A surprising casualty of soaring commodity prices? The Royal Australian Mint.
The five, 10 and 20 cent coins that sit in the pockets, purses and piggy banks of people across the country are becoming more and more unprofitable to produce. Soaring prices for the nickel and copper that make up Australia’s small denomination coins mean that in some instances the metal is worth more than the number stamped on it.
The hit will be taken by government coffers, with the estimated revenue shortfall as high as $20 million this financial year. The Mint regularly sends to the Federal Treasury most of its seigniorage profits an archaic term for the difference between making coins and the amount stamped on them. Customers, including banks, purchase coins from the Mint at face value. 20 cents for a 20-cent coin.

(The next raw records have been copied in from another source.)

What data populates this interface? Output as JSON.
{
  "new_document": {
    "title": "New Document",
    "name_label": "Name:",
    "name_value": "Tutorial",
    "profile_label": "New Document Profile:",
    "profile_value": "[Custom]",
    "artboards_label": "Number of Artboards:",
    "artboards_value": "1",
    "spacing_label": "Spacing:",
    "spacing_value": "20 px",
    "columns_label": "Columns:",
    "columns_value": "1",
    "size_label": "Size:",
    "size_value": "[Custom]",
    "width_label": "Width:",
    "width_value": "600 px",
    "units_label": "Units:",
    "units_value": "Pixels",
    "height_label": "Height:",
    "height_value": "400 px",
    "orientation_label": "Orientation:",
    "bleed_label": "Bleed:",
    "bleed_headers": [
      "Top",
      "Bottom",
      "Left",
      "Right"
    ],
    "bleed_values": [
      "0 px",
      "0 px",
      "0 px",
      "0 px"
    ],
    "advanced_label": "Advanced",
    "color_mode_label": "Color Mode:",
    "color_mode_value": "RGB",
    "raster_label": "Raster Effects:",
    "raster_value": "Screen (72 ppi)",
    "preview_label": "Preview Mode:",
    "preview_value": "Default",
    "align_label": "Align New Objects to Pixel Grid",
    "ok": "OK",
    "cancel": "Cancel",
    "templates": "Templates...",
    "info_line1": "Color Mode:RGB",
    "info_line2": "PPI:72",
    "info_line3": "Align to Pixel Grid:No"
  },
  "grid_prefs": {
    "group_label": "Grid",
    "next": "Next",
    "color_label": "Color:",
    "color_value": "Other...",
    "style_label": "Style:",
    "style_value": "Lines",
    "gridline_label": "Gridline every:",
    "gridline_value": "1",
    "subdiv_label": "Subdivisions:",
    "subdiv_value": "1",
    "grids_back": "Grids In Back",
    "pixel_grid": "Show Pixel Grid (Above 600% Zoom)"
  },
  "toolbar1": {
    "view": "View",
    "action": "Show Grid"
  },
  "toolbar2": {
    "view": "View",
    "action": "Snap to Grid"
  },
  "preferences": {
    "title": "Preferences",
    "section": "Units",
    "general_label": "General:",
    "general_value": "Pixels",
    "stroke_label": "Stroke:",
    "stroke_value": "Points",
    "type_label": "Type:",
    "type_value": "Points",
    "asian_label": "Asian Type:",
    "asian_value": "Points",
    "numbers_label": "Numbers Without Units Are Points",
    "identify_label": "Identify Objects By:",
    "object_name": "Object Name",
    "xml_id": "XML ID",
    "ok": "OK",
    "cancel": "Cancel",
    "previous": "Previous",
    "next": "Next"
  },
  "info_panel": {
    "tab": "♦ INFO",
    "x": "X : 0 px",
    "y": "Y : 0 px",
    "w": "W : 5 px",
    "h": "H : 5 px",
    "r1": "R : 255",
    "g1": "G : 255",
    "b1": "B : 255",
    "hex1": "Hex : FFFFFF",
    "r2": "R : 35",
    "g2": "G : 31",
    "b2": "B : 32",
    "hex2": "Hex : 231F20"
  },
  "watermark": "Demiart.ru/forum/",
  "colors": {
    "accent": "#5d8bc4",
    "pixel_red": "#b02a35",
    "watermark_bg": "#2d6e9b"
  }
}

“Yes, even in the last financial year some of those coins were already costing us more to produce than what revenue they were generating the five-cent piece for example,” says the chief executive of the Royal Australian Mint, Leigh Gordon.
Australia’s circulating ‘silver’ coinage is a quarter nickel and three-quarters copper, imported from Korea. Both metals are among a long list of commodities that are soaring as Russia’s invasion of Ukraine aggravates pre-existing supply shortages. Nickel hit the news on 8 March when a short-squeeze sent prices briefly to over US$100,000 a tonne and forced the 145-year-old London Metal Exchange to shut trading for several days. Copper markets are also floating around record highs, as demand spikes and supply is pinched by years of underinvestment.
The Mint has been insulated for now from the most recent price rises, Leigh says, as a result of its decision to build up its inventory when war clouds started gathering over Europe. But he anticipates that new supply will have to be ordered in the next month or two.
The anticipated deficit comes after a record year for the mint. Seigniorage soared 66% to $45 million in fiscal 2021 due to a boom in demand as individuals hoarded coins during the pandemic. Last financial year the mint cranked out some 175 million new coins, Leigh says.
A dubious history
In its annual report for 2020-2021, the Mint said it expects the seigniorage revenue to reach $41 million this year, down from $45 million the previous year. Nickel has gained 83% and copper 14% since October.
The number is very dependent on individual spending, but Leigh says that the best bet for the average figure this year will be in a ballpark of around $20 million or more. Responsible are elevated metal prices as well as softer demand for coins after restrictions snap in Sydney and Melbourne late last year.
The history of small-denomination coins has been one of questionable profit. Metal prices surpassed face value in the case of the five-cent coin in 2015 and 2018, reports stated. Applying Monday’s spot prices, and the exchange rate, the metal in a five-cent coin is worth 20% more than its face value.
Just as people will stop in the street for a $2 coin but walk on past a five-cent piece, Mint profits are led by high-denomination coins. About 25 percent of all the coins sold are fives, but $2 coins bring in half of all the seigniorage revenue, according to Leigh.
Being 92% copper, pro-rate, the metal costs of minting the $1 and $2 coins haven’t kept pace with their smaller, nickel-laden counterparts.